Tra le macerie c'erano soccorritori, vigili del fuoco, medici legali e innumerevoli volontari che hanno lavorato instancabilmente per aiutare a localizzare qualsiasi cosa: un cimelio, un capo d'abbigliamento, un portafoglio, un gioiello, una carta d'identità di un dipendente, un capo d'abbigliamento e, si spera, l'innumerevole numero di corpi o frammenti che si sono persi in un mare di oscurità.
Ma la speranza non era persa. Alcune persone sono state ritrovate nel corso delle ardue ricerche, altre no. E recentemente, dopo decenni di sforzi per restituire i morti alle loro famiglie, due vittime sono state identificate pochi giorni prima del 22° anniversario dell'attentato al World Trade Center. La ricerca continua.
Un ricordo di preghiera
Una cerimonia annuale si è tenuta a Lower Manhattan per onorare le quasi 3.000 persone morte in quel giorno orribile. Il Chiesa di San PietroLa più antica chiesa cattolica di New York, situata in Barclay Street, a pochi passi dal World Trade Center, e il National 911 Memorial "sono diventati un centro di salvataggio e recupero e un simbolo di speranza in una delle ore più buie dell'America", ha riportato The Good News Room.
Padre Jarlath Quinn è il parroco di San Pietro e ha celebrato la Messa commemorativa.
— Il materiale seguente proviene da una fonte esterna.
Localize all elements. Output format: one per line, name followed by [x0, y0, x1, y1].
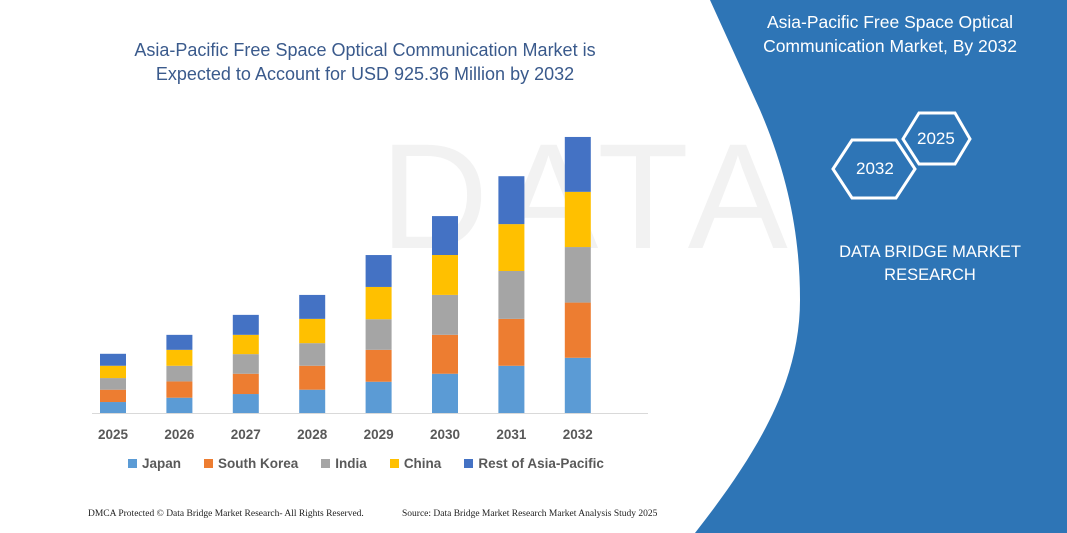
- bar-japan-2032: [564, 357, 591, 413]
- footer-copyright: DMCA Protected © Data Bridge Market Rese…: [88, 509, 364, 519]
- bar-china-2028: [299, 318, 326, 344]
- legend-item: South Korea: [204, 456, 298, 471]
- hex-label-2025: 2025: [917, 129, 955, 148]
- bar-south-korea-2026: [166, 381, 193, 398]
- bar-japan-2026: [166, 397, 193, 413]
- bar-rest-of-asia-pacific-2025: [100, 353, 126, 366]
- bar-china-2031: [498, 224, 525, 271]
- legend-swatch: [389, 459, 399, 468]
- bar-india-2031: [498, 270, 525, 319]
- bar-china-2027: [232, 334, 259, 355]
- bar-china-2029: [365, 286, 392, 320]
- bar-japan-2029: [365, 381, 392, 413]
- right-title-line-2: Communication Market, By 2032: [763, 36, 1017, 56]
- bar-south-korea-2029: [365, 349, 392, 382]
- hex-label-2032: 2032: [856, 159, 894, 178]
- bar-japan-2030: [432, 373, 458, 413]
- legend-label: Japan: [142, 456, 182, 471]
- bar-india-2029: [365, 319, 392, 350]
- bar-india-2026: [166, 365, 193, 382]
- legend-item: Japan: [128, 456, 181, 471]
- hexagon-2025-icon: [901, 111, 972, 166]
- legend-item: China: [389, 456, 442, 471]
- footer-source: Source: Data Bridge Market Research Mark…: [402, 509, 658, 519]
- hexagon-2032-icon: [831, 138, 917, 200]
- bar-china-2032: [564, 191, 591, 248]
- bar-south-korea-2032: [564, 302, 591, 358]
- bar-japan-2031: [498, 365, 525, 413]
- bar-china-2030: [432, 255, 458, 295]
- bar-south-korea-2031: [498, 318, 525, 366]
- x-tick-label: 2025: [98, 427, 129, 442]
- bar-india-2027: [232, 354, 259, 374]
- bar-rest-of-asia-pacific-2032: [564, 136, 591, 192]
- bar-south-korea-2027: [232, 373, 259, 395]
- right-panel-title: Asia-Pacific Free Space Optical Communic…: [720, 10, 1060, 58]
- legend-swatch: [128, 459, 137, 468]
- legend-label: India: [335, 456, 367, 471]
- bar-south-korea-2030: [432, 334, 458, 374]
- legend-swatch: [321, 459, 331, 468]
- bar-japan-2025: [100, 402, 126, 413]
- bar-india-2032: [564, 247, 591, 303]
- brand-line-2: RESEARCH: [884, 266, 976, 284]
- bar-china-2025: [100, 365, 126, 379]
- brand-line-1: DATA BRIDGE MARKET: [839, 243, 1021, 261]
- legend-item: India: [321, 456, 367, 471]
- bar-india-2030: [432, 294, 458, 335]
- legend-swatch: [464, 459, 474, 468]
- bar-rest-of-asia-pacific-2030: [432, 216, 458, 256]
- x-tick-label: 2027: [231, 427, 261, 442]
- chart-title-line-2: Expected to Account for USD 925.36 Milli…: [155, 64, 575, 84]
- bar-south-korea-2028: [299, 365, 326, 390]
- bar-rest-of-asia-pacific-2031: [498, 176, 525, 225]
- bar-south-korea-2025: [100, 389, 126, 403]
- legend-label: South Korea: [218, 456, 299, 471]
- bar-rest-of-asia-pacific-2029: [365, 255, 392, 287]
- brand-text: DATA BRIDGE MARKET RESEARCH: [820, 241, 1040, 287]
- legend-item: Rest of Asia-Pacific: [464, 456, 604, 471]
- bar-rest-of-asia-pacific-2027: [232, 314, 259, 335]
- bar-india-2028: [299, 343, 326, 366]
- stacked-bar-chart: 2025 2026 2027 2028 2029 2030 2031 2032: [92, 136, 648, 442]
- legend-swatch: [204, 459, 214, 468]
- right-title-line-1: Asia-Pacific Free Space Optical: [766, 12, 1014, 32]
- x-tick-label: 2026: [164, 427, 195, 442]
- bar-india-2025: [100, 378, 126, 390]
- chart-title: Asia-Pacific Free Space Optical Communic…: [95, 38, 635, 86]
- bar-rest-of-asia-pacific-2026: [166, 334, 193, 350]
- bar-rest-of-asia-pacific-2028: [299, 294, 326, 319]
- legend: Japan South Korea India China Rest of Asia-P…: [128, 456, 627, 471]
- legend-label: China: [403, 456, 442, 471]
- x-tick-label: 2028: [297, 427, 328, 442]
- x-tick-label: 2031: [496, 427, 527, 442]
- bar-china-2026: [166, 349, 193, 366]
- bar-japan-2027: [232, 394, 259, 413]
- right-panel-shape: [695, 0, 1067, 533]
- x-tick-label: 2030: [430, 427, 460, 442]
- x-tick-label: 2029: [364, 427, 394, 442]
- legend-label: Rest of Asia-Pacific: [478, 456, 604, 471]
- bar-japan-2028: [299, 389, 326, 413]
- x-tick-label: 2032: [563, 427, 593, 442]
- chart-title-line-1: Asia-Pacific Free Space Optical Communic…: [134, 40, 596, 60]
Ha parlato dell'associazione della chiesa con gli eventi di quel giorno: "Parte del carrello dell'aereo è atterrato qui sul tetto e lo ha danneggiato, poi l'intera chiesa è diventata un magazzino per il governo per mesi, quindi siamo stati coinvolti qui". E ha continuato: "Molti di noi quaggiù, come me, vedono questo come il nostro Venerdì Santo.
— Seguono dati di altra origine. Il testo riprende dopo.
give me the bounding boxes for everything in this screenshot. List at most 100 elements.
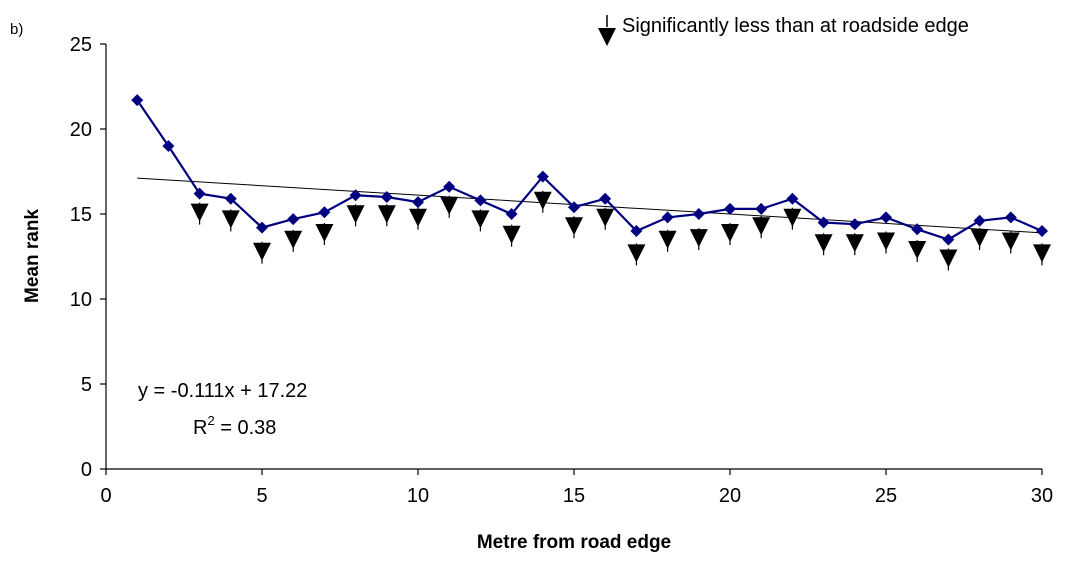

Padre Quinn ha anche raccontato la storia del reverendo Mychal Judge, un cappellano dei vigili del fuoco di New York che "è stato steso davanti all'altare" ed è stato il primo morto registrato. Padre Judge, 68 anni, si trovava nell'atrio della torre nord e pregava per i vigili del fuoco che si precipitavano davanti a lui per salvare le persone intrappolate e per i disperati che non avevano altra scelta se non quella di saltare dalle finestre verso una morte inevitabile. Le macerie della torre nord hanno ucciso Padre Judge.
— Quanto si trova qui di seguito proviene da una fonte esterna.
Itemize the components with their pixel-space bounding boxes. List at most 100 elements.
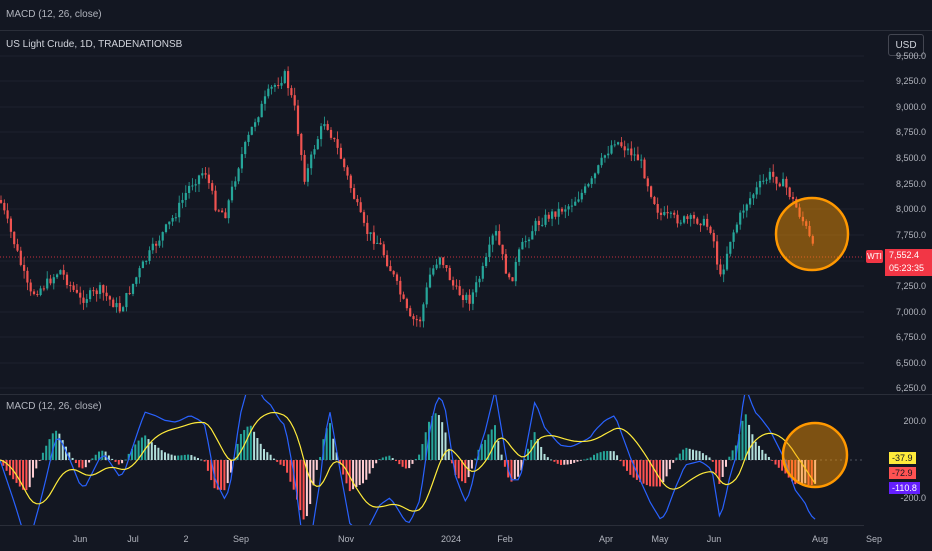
histogram-bar <box>814 460 817 484</box>
candle-body <box>659 212 663 215</box>
candle-body <box>128 293 131 295</box>
candle-body <box>551 211 554 219</box>
candle-body <box>217 210 220 212</box>
price-chart[interactable] <box>0 30 864 394</box>
histogram-bar <box>355 460 358 487</box>
candle-body <box>346 167 349 176</box>
candle-body <box>617 142 620 145</box>
candle-body <box>6 210 9 219</box>
histogram-bar <box>51 433 54 460</box>
time-label: Apr <box>598 534 614 544</box>
histogram-bar <box>586 458 589 460</box>
candle-body <box>108 296 111 300</box>
histogram-bar <box>771 460 774 461</box>
candle-body <box>805 221 808 226</box>
candle-body <box>349 175 352 189</box>
histogram-bar <box>388 455 391 460</box>
histogram-bar <box>253 431 256 460</box>
candle-body <box>481 266 484 279</box>
histogram-bar <box>154 444 157 460</box>
candle-body <box>19 250 22 265</box>
candle-body <box>706 218 709 227</box>
currency-button[interactable]: USD <box>888 34 924 56</box>
histogram-bar <box>748 424 751 460</box>
candle-body <box>141 261 144 269</box>
histogram-bar <box>332 438 335 460</box>
histogram-bar <box>197 457 199 460</box>
histogram-bar <box>797 460 800 484</box>
candle-body <box>801 216 804 222</box>
candle-body <box>428 274 432 288</box>
histogram-bar <box>65 446 67 460</box>
histogram-bar <box>111 458 114 460</box>
candle-body <box>197 175 201 185</box>
candle-body <box>326 124 329 130</box>
candle-body <box>537 220 540 225</box>
candle-body <box>610 145 613 154</box>
candle-body <box>135 277 138 284</box>
histogram-bar <box>88 460 91 463</box>
candle-body <box>382 244 385 256</box>
candle-body <box>92 290 95 292</box>
candle-body <box>719 264 722 275</box>
histogram-bar <box>117 460 120 465</box>
histogram-bar <box>533 432 536 460</box>
indicator-title[interactable]: MACD (12, 26, close) <box>6 9 102 20</box>
candle-body <box>544 214 547 225</box>
histogram-bar <box>639 460 642 482</box>
macd-histogram <box>0 413 817 520</box>
histogram-bar <box>767 457 770 460</box>
histogram-bar <box>457 460 460 479</box>
time-label: Sep <box>865 534 883 544</box>
candle-body <box>557 208 560 217</box>
candle-body <box>32 291 36 295</box>
histogram-bar <box>672 460 675 463</box>
macd-scale[interactable]: 200.0 -200.0 -37.9 -72.9 -110.8 <box>864 395 932 525</box>
symbol-title[interactable]: US Light Crude, 1D, TRADENATIONSB <box>6 39 183 50</box>
candle-body <box>580 192 583 200</box>
histogram-bar <box>520 460 523 471</box>
candle-body <box>257 117 260 123</box>
histogram-bar <box>200 459 203 461</box>
pane-separator[interactable] <box>0 394 932 395</box>
histogram-bar <box>668 460 671 470</box>
histogram-bar <box>170 454 173 460</box>
histogram-bar <box>183 454 186 460</box>
candle-body <box>811 236 814 244</box>
time-label: Nov <box>337 534 355 544</box>
candle-body <box>188 185 191 193</box>
candle-body <box>230 186 234 201</box>
histogram-bar <box>513 460 516 480</box>
histogram-bar <box>484 439 487 460</box>
price-scale[interactable]: 9,500.0 9,250.0 9,000.0 8,750.0 8,500.0 … <box>864 30 932 525</box>
candle-body <box>402 294 405 299</box>
histogram-bar <box>556 460 559 464</box>
symbol-tag: WTI <box>866 250 883 263</box>
macd-chart[interactable] <box>0 395 864 525</box>
histogram-bar <box>441 422 444 460</box>
candle-body <box>508 273 511 278</box>
candle-body <box>521 241 524 250</box>
candle-body <box>39 288 42 295</box>
histogram-bar <box>226 460 229 484</box>
candle-body <box>168 221 171 225</box>
candle-body <box>211 183 214 191</box>
histogram-bar <box>352 460 355 490</box>
macd-pane-title[interactable]: MACD (12, 26, close) <box>6 401 102 412</box>
candle-body <box>795 198 798 208</box>
candle-body <box>465 294 468 300</box>
histogram-bar <box>385 456 388 460</box>
histogram-bar <box>632 460 635 478</box>
histogram-bar <box>78 460 81 468</box>
histogram-bar <box>164 452 166 460</box>
histogram-bar <box>626 460 628 471</box>
histogram-bar <box>203 460 206 462</box>
histogram-bar <box>263 448 265 460</box>
candle-body <box>409 308 412 317</box>
candle-body <box>115 303 118 308</box>
candle-body <box>333 137 336 140</box>
candle-body <box>564 209 567 212</box>
histogram-bar <box>692 449 694 460</box>
candle-body <box>158 240 161 246</box>
time-axis[interactable]: Jun Jul 2 Sep Nov 2024 Feb Apr May Jun A… <box>0 525 882 551</box>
Nella chiesa si è tenuto anche un servizio di commemorazione organizzato dall'Autorità Portuale di New York e New Jersey. Sono stati ricordati gli 84 dipendenti morti l'11 settembre. La funzione è iniziata con l'inno nazionale e i rappresentanti cattolici, ebrei e protestanti hanno recitato delle preghiere.
Kevin J. O'Toole, presidente dell'Autorità Portuale di New York e New Jersey, era presente e ha dichiarato: "Ci mancano, li rispettiamo e li amiamo". Egli ritiene che, sebbene "dopo 22 anni, i ricordi si siano affievoliti" e si debba andare avanti, "non dobbiamo mai dimenticare ed educare le nuove generazioni, quelle che non erano nemmeno nate nel 2001, a questa tragedia, a questo amore, a come dobbiamo andare avanti e ricordare ciò che si sono impegnati per noi e ciò che hanno lasciato, e chi sono nello spirito".
Un paese unito
Quel giorno si potevano vedere i resti del male puro; era palpabile, tormentoso e ripugnante fino al midollo. Tuttavia, fu anche il momento in cui Stati Uniti si sono riuniti e i buoni samaritani hanno fatto gli straordinari per aiutarsi a superare una grottesca manifestazione di odio. L'amore, le buone azioni e la comunità erano nell'aria. È stato il Dio in ognuno di noi a capire che siamo meglio insieme che da soli. Come disse San Giovanni: "Nessuno ha un amore più grande di questo: dare la vita per i propri amici".
E ci uniamo come nazione con tutte le nostre belle differenze, ci uniamo con il nostro amore per il Paese e l'un l'altro perché siamo e saremo sempre una nazione sotto Dio.